Institutional Review Board of King Faisal Specialist Hospital and Research Centre provided ethical approval for the current study. Research Advisory Council (RAC) granted waiver of informed consent for use of retrospective patient case data and archival tissue samples under project RAC# 2190 016. All the methods were carried out in accordance with the Declaration of Helsinki.

Tissue microarray construction & immunohistochemistry

Tissue microarray (TMA) format was utilized for immunohistochemical analysis of samples. For the construction of TMA, representative tumor regions from each donor tissue block were chosen and tissue cylinders with a diameter of 0.6 mm were punched and brought into recipient paraffin block with the help of a modified semiautomatic robotic precision instrument (Beecher Instruments, Wood-land, WI, USA). Two spatially distinct tumor cores (0.6 mm each) were selected per case by two independent pathologists, with one core taken from the invasive front when identifiable. This approach has demonstrated reproducibility for CD44 immunohistochemical assessment in prior studies, including consistent inter-core and whole-section concordance40.

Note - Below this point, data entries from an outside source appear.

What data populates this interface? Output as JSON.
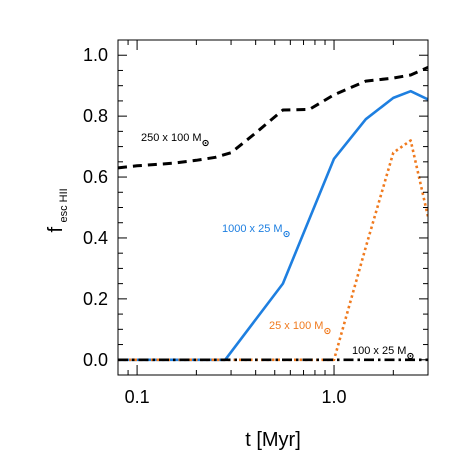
{
  "chart_data": {
    "type": "line",
    "xlabel": "t [Myr]",
    "ylabel_main": "f",
    "ylabel_sub": "esc HII",
    "x_scale": "log",
    "xlim": [
      0.08,
      3.0
    ],
    "ylim": [
      -0.05,
      1.05
    ],
    "x_ticks": [
      0.1,
      1.0
    ],
    "x_tick_labels": [
      "0.1",
      "1.0"
    ],
    "y_ticks": [
      0.0,
      0.2,
      0.4,
      0.6,
      0.8,
      1.0
    ],
    "y_tick_labels": [
      "0.0",
      "0.2",
      "0.4",
      "0.6",
      "0.8",
      "1.0"
    ],
    "grid": false,
    "series": [
      {
        "name": "250 x 100 M",
        "color": "#000000",
        "style": "dashed",
        "label_text": "250 x 100 M",
        "x": [
          0.08,
          0.1,
          0.15,
          0.2,
          0.25,
          0.3,
          0.4,
          0.55,
          0.75,
          1.0,
          1.45,
          2.0,
          2.45,
          3.0
        ],
        "y": [
          0.63,
          0.637,
          0.645,
          0.655,
          0.665,
          0.68,
          0.745,
          0.82,
          0.822,
          0.87,
          0.915,
          0.925,
          0.935,
          0.96
        ]
      },
      {
        "name": "1000 x 25 M",
        "color": "#1e7fe0",
        "style": "solid",
        "label_text": "1000 x 25 M",
        "x": [
          0.08,
          0.28,
          0.55,
          1.0,
          1.45,
          2.0,
          2.45,
          3.0
        ],
        "y": [
          0.0,
          0.0,
          0.25,
          0.66,
          0.79,
          0.86,
          0.882,
          0.855
        ]
      },
      {
        "name": "25 x 100 M",
        "color": "#f07a1e",
        "style": "dotted",
        "label_text": "25 x 100 M",
        "x": [
          0.08,
          1.0,
          1.45,
          2.0,
          2.45,
          3.0
        ],
        "y": [
          0.0,
          0.0,
          0.37,
          0.68,
          0.72,
          0.47
        ]
      },
      {
        "name": "100 x 25 M",
        "color": "#000000",
        "style": "dashdot",
        "label_text": "100 x 25 M",
        "x": [
          0.08,
          3.0
        ],
        "y": [
          0.0,
          0.0
        ]
      }
    ]
  }
}
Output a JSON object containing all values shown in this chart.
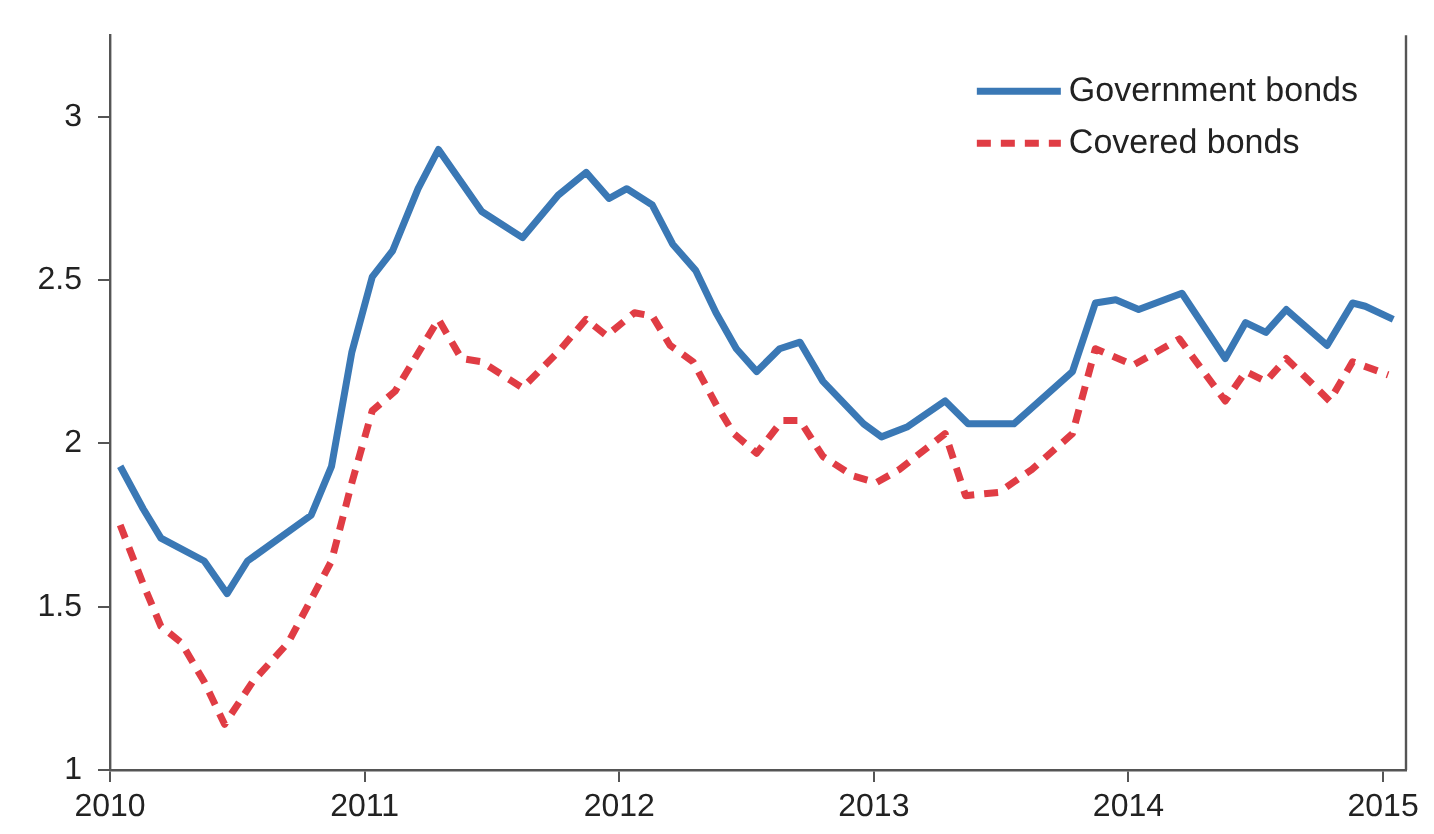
{
  "chart_data": {
    "type": "line",
    "xlim": [
      2010,
      2015.09
    ],
    "xticks": [
      2010,
      2011,
      2012,
      2013,
      2014,
      2015
    ],
    "ylim": [
      1,
      3.25
    ],
    "yticks": [
      1,
      1.5,
      2,
      2.5,
      3
    ],
    "grid": false,
    "legend": "top right",
    "marker": "none",
    "series": [
      {
        "name": "Government bonds",
        "color": "#3a78b5",
        "line_style": "solid",
        "x": [
          2010.04,
          2010.13,
          2010.2,
          2010.37,
          2010.46,
          2010.54,
          2010.79,
          2010.87,
          2010.95,
          2011.03,
          2011.11,
          2011.21,
          2011.29,
          2011.46,
          2011.62,
          2011.76,
          2011.87,
          2011.96,
          2012.03,
          2012.13,
          2012.21,
          2012.3,
          2012.38,
          2012.46,
          2012.54,
          2012.63,
          2012.71,
          2012.8,
          2012.96,
          2013.03,
          2013.13,
          2013.28,
          2013.37,
          2013.49,
          2013.55,
          2013.78,
          2013.87,
          2013.95,
          2014.04,
          2014.21,
          2014.38,
          2014.46,
          2014.54,
          2014.62,
          2014.78,
          2014.88,
          2014.93,
          2015.04
        ],
        "values": [
          1.93,
          1.8,
          1.71,
          1.64,
          1.54,
          1.64,
          1.78,
          1.93,
          2.28,
          2.51,
          2.59,
          2.78,
          2.9,
          2.71,
          2.63,
          2.76,
          2.83,
          2.75,
          2.78,
          2.73,
          2.61,
          2.53,
          2.4,
          2.29,
          2.22,
          2.29,
          2.31,
          2.19,
          2.06,
          2.02,
          2.05,
          2.13,
          2.06,
          2.06,
          2.06,
          2.22,
          2.43,
          2.44,
          2.41,
          2.46,
          2.26,
          2.37,
          2.34,
          2.41,
          2.3,
          2.43,
          2.42,
          2.38
        ]
      },
      {
        "name": "Covered bonds",
        "color": "#e03c44",
        "line_style": "dashed",
        "x": [
          2010.04,
          2010.13,
          2010.2,
          2010.28,
          2010.37,
          2010.45,
          2010.56,
          2010.7,
          2010.87,
          2010.95,
          2011.03,
          2011.12,
          2011.29,
          2011.38,
          2011.46,
          2011.62,
          2011.76,
          2011.87,
          2011.95,
          2012.06,
          2012.13,
          2012.2,
          2012.29,
          2012.38,
          2012.45,
          2012.54,
          2012.64,
          2012.71,
          2012.8,
          2012.92,
          2013.01,
          2013.1,
          2013.28,
          2013.36,
          2013.49,
          2013.62,
          2013.78,
          2013.87,
          2014.02,
          2014.2,
          2014.38,
          2014.46,
          2014.54,
          2014.62,
          2014.79,
          2014.88,
          2015.02
        ],
        "values": [
          1.75,
          1.57,
          1.44,
          1.39,
          1.27,
          1.14,
          1.27,
          1.39,
          1.64,
          1.88,
          2.1,
          2.16,
          2.38,
          2.26,
          2.25,
          2.17,
          2.28,
          2.38,
          2.33,
          2.4,
          2.39,
          2.3,
          2.25,
          2.12,
          2.03,
          1.97,
          2.07,
          2.07,
          1.96,
          1.9,
          1.88,
          1.92,
          2.03,
          1.84,
          1.85,
          1.92,
          2.03,
          2.29,
          2.24,
          2.32,
          2.13,
          2.22,
          2.19,
          2.26,
          2.13,
          2.25,
          2.21
        ]
      }
    ]
  }
}
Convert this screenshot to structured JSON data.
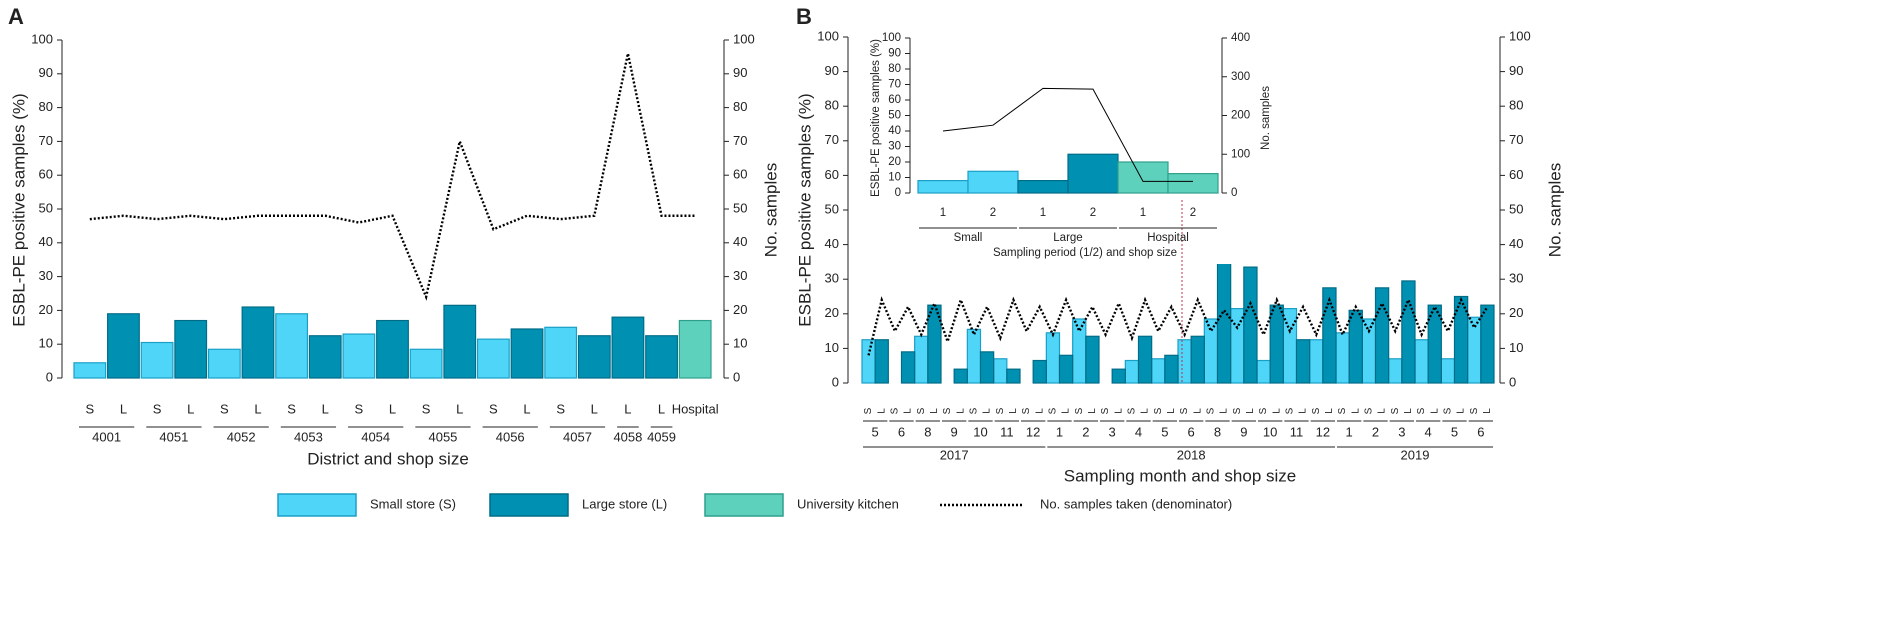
{
  "chart_data": [
    {
      "type": "bar_line",
      "panel": "A",
      "ylabel": "ESBL-PE positive samples (%)",
      "y2label": "No. samples",
      "xlabel": "District and shop size",
      "categories": [
        "S",
        "L",
        "S",
        "L",
        "S",
        "L",
        "S",
        "L",
        "S",
        "L",
        "S",
        "L",
        "S",
        "L",
        "S",
        "L",
        "L",
        "L",
        "Hospital"
      ],
      "groups": [
        {
          "label": "4001",
          "n": 2
        },
        {
          "label": "4051",
          "n": 2
        },
        {
          "label": "4052",
          "n": 2
        },
        {
          "label": "4053",
          "n": 2
        },
        {
          "label": "4054",
          "n": 2
        },
        {
          "label": "4055",
          "n": 2
        },
        {
          "label": "4056",
          "n": 2
        },
        {
          "label": "4057",
          "n": 2
        },
        {
          "label": "4058",
          "n": 1
        },
        {
          "label": "4059",
          "n": 1
        }
      ],
      "ylim": [
        0,
        100
      ],
      "yticks": [
        0,
        10,
        20,
        30,
        40,
        50,
        60,
        70,
        80,
        90,
        100
      ],
      "y2lim": [
        0,
        100
      ],
      "y2ticks": [
        0,
        10,
        20,
        30,
        40,
        50,
        60,
        70,
        80,
        90,
        100
      ],
      "series": [
        {
          "name": "Small store (S)",
          "color": "#4fd5f7",
          "kind": "bar",
          "values": [
            4.5,
            null,
            10.5,
            null,
            8.5,
            null,
            19,
            null,
            13,
            null,
            8.5,
            null,
            11.5,
            null,
            15,
            null,
            null,
            null,
            null
          ]
        },
        {
          "name": "Large store (L)",
          "color": "#0091b2",
          "kind": "bar",
          "values": [
            null,
            19,
            null,
            17,
            null,
            21,
            null,
            12.5,
            null,
            17,
            null,
            21.5,
            null,
            14.5,
            null,
            12.5,
            18,
            12.5,
            null
          ]
        },
        {
          "name": "University kitchen",
          "color": "#5ed1bd",
          "kind": "bar",
          "values": [
            null,
            null,
            null,
            null,
            null,
            null,
            null,
            null,
            null,
            null,
            null,
            null,
            null,
            null,
            null,
            null,
            null,
            null,
            17
          ]
        },
        {
          "name": "No. samples taken (denominator)",
          "color": "#000000",
          "kind": "line",
          "axis": "y2",
          "values": [
            47,
            48,
            47,
            48,
            47,
            48,
            48,
            48,
            46,
            48,
            24,
            70,
            44,
            48,
            47,
            48,
            96,
            48,
            48
          ]
        }
      ]
    },
    {
      "type": "bar_line",
      "panel": "B",
      "ylabel": "ESBL-PE positive samples (%)",
      "y2label": "No. samples",
      "xlabel": "Sampling month and shop size",
      "categories": [
        "S",
        "L",
        "S",
        "L",
        "S",
        "L",
        "S",
        "L",
        "S",
        "L",
        "S",
        "L",
        "S",
        "L",
        "S",
        "L",
        "S",
        "L",
        "S",
        "L",
        "S",
        "L",
        "S",
        "L",
        "S",
        "L",
        "S",
        "L",
        "S",
        "L",
        "S",
        "L",
        "S",
        "L",
        "S",
        "L",
        "S",
        "L",
        "S",
        "L",
        "S",
        "L",
        "S",
        "L",
        "S",
        "L",
        "S",
        "L"
      ],
      "groups": [
        {
          "label": "5",
          "n": 2
        },
        {
          "label": "6",
          "n": 2
        },
        {
          "label": "8",
          "n": 2
        },
        {
          "label": "9",
          "n": 2
        },
        {
          "label": "10",
          "n": 2
        },
        {
          "label": "11",
          "n": 2
        },
        {
          "label": "12",
          "n": 2
        },
        {
          "label": "1",
          "n": 2
        },
        {
          "label": "2",
          "n": 2
        },
        {
          "label": "3",
          "n": 2
        },
        {
          "label": "4",
          "n": 2
        },
        {
          "label": "5",
          "n": 2
        },
        {
          "label": "6",
          "n": 2
        },
        {
          "label": "8",
          "n": 2
        },
        {
          "label": "9",
          "n": 2
        },
        {
          "label": "10",
          "n": 2
        },
        {
          "label": "11",
          "n": 2
        },
        {
          "label": "12",
          "n": 2
        },
        {
          "label": "1",
          "n": 2
        },
        {
          "label": "2",
          "n": 2
        },
        {
          "label": "3",
          "n": 2
        },
        {
          "label": "4",
          "n": 2
        },
        {
          "label": "5",
          "n": 2
        },
        {
          "label": "6",
          "n": 2
        }
      ],
      "groups2": [
        {
          "label": "2017",
          "n": 14
        },
        {
          "label": "2018",
          "n": 22
        },
        {
          "label": "2019",
          "n": 12
        }
      ],
      "ylim": [
        0,
        100
      ],
      "yticks": [
        0,
        10,
        20,
        30,
        40,
        50,
        60,
        70,
        80,
        90,
        100
      ],
      "y2lim": [
        0,
        100
      ],
      "y2ticks": [
        0,
        10,
        20,
        30,
        40,
        50,
        60,
        70,
        80,
        90,
        100
      ],
      "series": [
        {
          "color": "#4fd5f7",
          "kind": "bar",
          "values": [
            12.5,
            null,
            0,
            null,
            13.5,
            null,
            0,
            null,
            15.5,
            null,
            7,
            null,
            0,
            null,
            14.5,
            null,
            18.5,
            null,
            0,
            null,
            6.5,
            null,
            7,
            null,
            12.5,
            null,
            18.5,
            null,
            21.5,
            null,
            6.5,
            null,
            21.5,
            null,
            12.5,
            null,
            14.5,
            null,
            18.5,
            null,
            7,
            null,
            12.5,
            null,
            7,
            null,
            19,
            null
          ]
        },
        {
          "color": "#0091b2",
          "kind": "bar",
          "values": [
            null,
            12.5,
            null,
            9,
            null,
            22.5,
            null,
            4,
            null,
            9,
            null,
            4,
            null,
            6.5,
            null,
            8,
            null,
            13.5,
            null,
            4,
            null,
            13.5,
            null,
            8,
            null,
            13.5,
            null,
            36.5,
            null,
            33.5,
            null,
            22.5,
            null,
            12.5,
            null,
            27.5,
            null,
            21,
            null,
            27.5,
            null,
            29.5,
            null,
            22.5,
            null,
            25,
            null,
            22.5
          ]
        },
        {
          "color": "#000000",
          "kind": "line",
          "axis": "y2",
          "values": [
            8,
            24,
            15,
            22,
            14,
            23,
            12,
            24,
            14,
            22,
            13,
            24,
            15,
            22,
            14,
            24,
            15,
            22,
            14,
            23,
            13,
            24,
            15,
            22,
            14,
            24,
            15,
            21,
            16,
            23,
            14,
            24,
            15,
            22,
            14,
            24,
            14,
            22,
            15,
            23,
            15,
            24,
            14,
            22,
            15,
            24,
            16,
            22
          ]
        }
      ]
    },
    {
      "type": "bar_line",
      "ylabel": "ESBL-PE positive samples (%)",
      "y2label": "No. samples",
      "xlabel": "Sampling period (1/2) and shop size",
      "categories": [
        "1",
        "2",
        "1",
        "2",
        "1",
        "2"
      ],
      "groups": [
        {
          "label": "Small",
          "n": 2
        },
        {
          "label": "Large",
          "n": 2
        },
        {
          "label": "Hospital",
          "n": 2
        }
      ],
      "ylim": [
        0,
        100
      ],
      "yticks": [
        0,
        10,
        20,
        30,
        40,
        50,
        60,
        70,
        80,
        90,
        100
      ],
      "y2lim": [
        0,
        400
      ],
      "y2ticks": [
        0,
        100,
        200,
        300,
        400
      ],
      "series": [
        {
          "color": "#4fd5f7",
          "kind": "bar",
          "values": [
            8,
            14,
            null,
            null,
            null,
            null
          ]
        },
        {
          "color": "#0091b2",
          "kind": "bar",
          "values": [
            null,
            null,
            8,
            25,
            null,
            null
          ]
        },
        {
          "color": "#5ed1bd",
          "kind": "bar",
          "values": [
            null,
            null,
            null,
            null,
            20,
            12.5
          ]
        },
        {
          "color": "#000000",
          "kind": "line",
          "axis": "y2",
          "values": [
            160,
            175,
            270,
            268,
            30,
            30
          ]
        }
      ]
    }
  ]
}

Tissue microarray slides were processed and stained manually as described previously41. Primary antibody against CD44 and p-ERK1/2 were used, details of which are provided in Table 7. A normal colon tissue microarray was also stained to validate the antibody. Normal tissues of different organ system were also included in the TMA to serve as positive controls. Negative control was performed by omission of the primary antibody. For CD44, membranous staining was considered for scoring. Positive staining in more than 10% of tumor cells was considered as overexpression of CD44 42. Nuclear staining was considered for scoring p-ERK1/2. H score was used to analyze p-ERK1/2 staining43. Briefly, each TMA spot was assigned an intensity score from 0 to 3 (I0, I1–I3) and the proportion of tumor staining for that intensity was recorded as 5% increments from a range of 0–100 (P0, P1–P3). A final H score (range 0–300) was obtained by adding the sum of scores obtained for each intensity and proportion of area stained (H score = I1 × P1 + I2 × P2 + I3 × P3). p-ERK1/2 expression was dichotomized based on the median H score, with H score ≤ 60 classified as low expression and H score > 60 classified as overexpression.

Evaluation of mismatch repair protein staining was performed as described previously44. Briefly, MMR protein expression was evaluated using MSH2, MSH6, MLH1 and PMS2 proteins. Details of the primary antibodies used are provided in Table 7. Tumor was classified as deficient MMR (dMMR) if any of the four proteins showed complete loss of staining in tumor cells with concurrent positive staining in the nuclei of normal epithelial cells. Otherwise, they were classified as proficient MMR (pMMR).

IHC scoring was done by two pathologists, blinded to the clinicopathological characteristics. Discordant scores were reviewed together to achieve agreement.

Table 7 Antibodies used for TMA IHC Analysis.

Statistical analysis

Associations between clinicopathological variables and protein expression was analyzed using contingency table analysis and Chi square test. Kaplan-Meier method was used to generate survival curves and Mantel Cox log rank test was used to evaluate significance. Univariate and multivariate analysis was performed using Cox proportional hazards model to determine factors predicting overall survival and logistic regression model to determine factors predicting metachronous distant metastasis. Two-sided tests were used for the calculations and limit of significance was defined as p value of < 0.05 for all analyses. Data analyses was performed using JMP14.0 (SAS Institute, Inc.,Cary, NC) software package.